On Thursday, President Donald Trump posthumously pardoned world heavyweight boxing champion Jack Johnson.

Trump posthumously pardons boxer jack johnson

Trump pardoned Johnson, who was African-American, for violating the 1913 Mann Act by carrying a white woman across state lines, during a time when interracial relationships of any kind, even consensual ones, were virtually illegal. Last month, Trump said he was weighing a pardon for Johnson after receiving a phone call from actor Sylvester Stallone, the writer and star of the Rocky film franchise. On Thursday, Trump was surrounded at the White House by several celebrities including Stallone and both former and current boxers like Lennox Lewis. 

In 1908, at age 30, Johnson became the first black man to win the world heavyweight title after defeating Canadian boxer Tommy Burns via TKO in the 14th round.

Johnson died at the age of 68 in a car accident in 1946, the year Trump was born. He was repeatedly denied the opportunity to fight several white boxers for major championships due to his race. He was born in 1878 in Galveston, Texas to former slaves.
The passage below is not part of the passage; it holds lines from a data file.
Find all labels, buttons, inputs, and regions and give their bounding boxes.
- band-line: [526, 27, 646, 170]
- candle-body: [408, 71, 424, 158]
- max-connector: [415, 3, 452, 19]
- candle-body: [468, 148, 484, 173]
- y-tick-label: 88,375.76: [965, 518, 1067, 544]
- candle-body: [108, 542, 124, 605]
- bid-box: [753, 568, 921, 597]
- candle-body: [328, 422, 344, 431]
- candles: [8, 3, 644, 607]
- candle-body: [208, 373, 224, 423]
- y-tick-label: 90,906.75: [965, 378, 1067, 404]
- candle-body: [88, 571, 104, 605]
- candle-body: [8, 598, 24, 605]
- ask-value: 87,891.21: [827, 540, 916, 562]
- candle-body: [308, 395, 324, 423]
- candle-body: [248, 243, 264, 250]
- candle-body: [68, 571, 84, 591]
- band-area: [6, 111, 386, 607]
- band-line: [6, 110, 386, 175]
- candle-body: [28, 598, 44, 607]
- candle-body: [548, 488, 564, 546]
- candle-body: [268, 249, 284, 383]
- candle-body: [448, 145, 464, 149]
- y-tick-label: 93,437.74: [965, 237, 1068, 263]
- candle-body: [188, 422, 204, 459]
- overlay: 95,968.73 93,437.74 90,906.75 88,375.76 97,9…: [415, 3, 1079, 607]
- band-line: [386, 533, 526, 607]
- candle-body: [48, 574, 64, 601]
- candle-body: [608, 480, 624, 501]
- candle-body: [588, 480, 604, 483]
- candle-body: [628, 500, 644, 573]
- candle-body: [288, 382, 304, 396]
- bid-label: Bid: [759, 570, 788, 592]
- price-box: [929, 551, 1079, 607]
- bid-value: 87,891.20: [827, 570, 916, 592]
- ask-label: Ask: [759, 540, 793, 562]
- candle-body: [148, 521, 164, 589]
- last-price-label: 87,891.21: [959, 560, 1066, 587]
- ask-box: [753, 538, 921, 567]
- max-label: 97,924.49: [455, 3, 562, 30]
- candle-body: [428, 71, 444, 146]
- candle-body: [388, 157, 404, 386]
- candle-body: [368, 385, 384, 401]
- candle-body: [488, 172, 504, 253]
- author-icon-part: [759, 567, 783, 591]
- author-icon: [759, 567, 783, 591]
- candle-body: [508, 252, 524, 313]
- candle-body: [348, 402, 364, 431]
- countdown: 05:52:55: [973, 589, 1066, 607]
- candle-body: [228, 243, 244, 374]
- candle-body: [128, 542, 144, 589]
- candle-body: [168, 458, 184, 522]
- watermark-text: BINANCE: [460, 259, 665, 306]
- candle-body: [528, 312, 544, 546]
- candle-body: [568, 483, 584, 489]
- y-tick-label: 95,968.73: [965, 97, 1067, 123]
Jim Jeffries — a late famous white boxer — came out of retirement to fight Johnson in 1910. Johnson won the match via a 15th-round TKO, and major riots across the country began soon afterwards.

In his announcement of the pardon, Trump called Johnson “a truly great fighter” and noted how the boxer had served 10 months in prison “for what many view as a racially-motivated injustice.”

Johnson’s conviction for violating the Mann Act was re-examined decades later, and experts used it as an example of a case that ended terribly unjustly due to a deeply flawed and racially discriminatory American justice system.

Since taking office, Trump has issued three other pardons: former Arizona sheriff Joe Arpaio, Navy submariner Kristian Mark Saucier, and former George W. Bush Administration official Scooter Libby. 

Arpaio — who is running for the U.S. Senate as a Republican this year — is known for being an immigration hardliner who detained several immigrants in his Arizona country and even abused many of these immigrants by illegally keeping them in camps with harsh living conditions.

Saucier was convicted for taking unauthorized photos in the classified section of a submarine. Libby — former Vice President Dick Cheney’s Chief of Staff — was charged with perjury and obstruction of justice in 2007 for his involvement in revealing the identity of CIA officer Valerie Plame.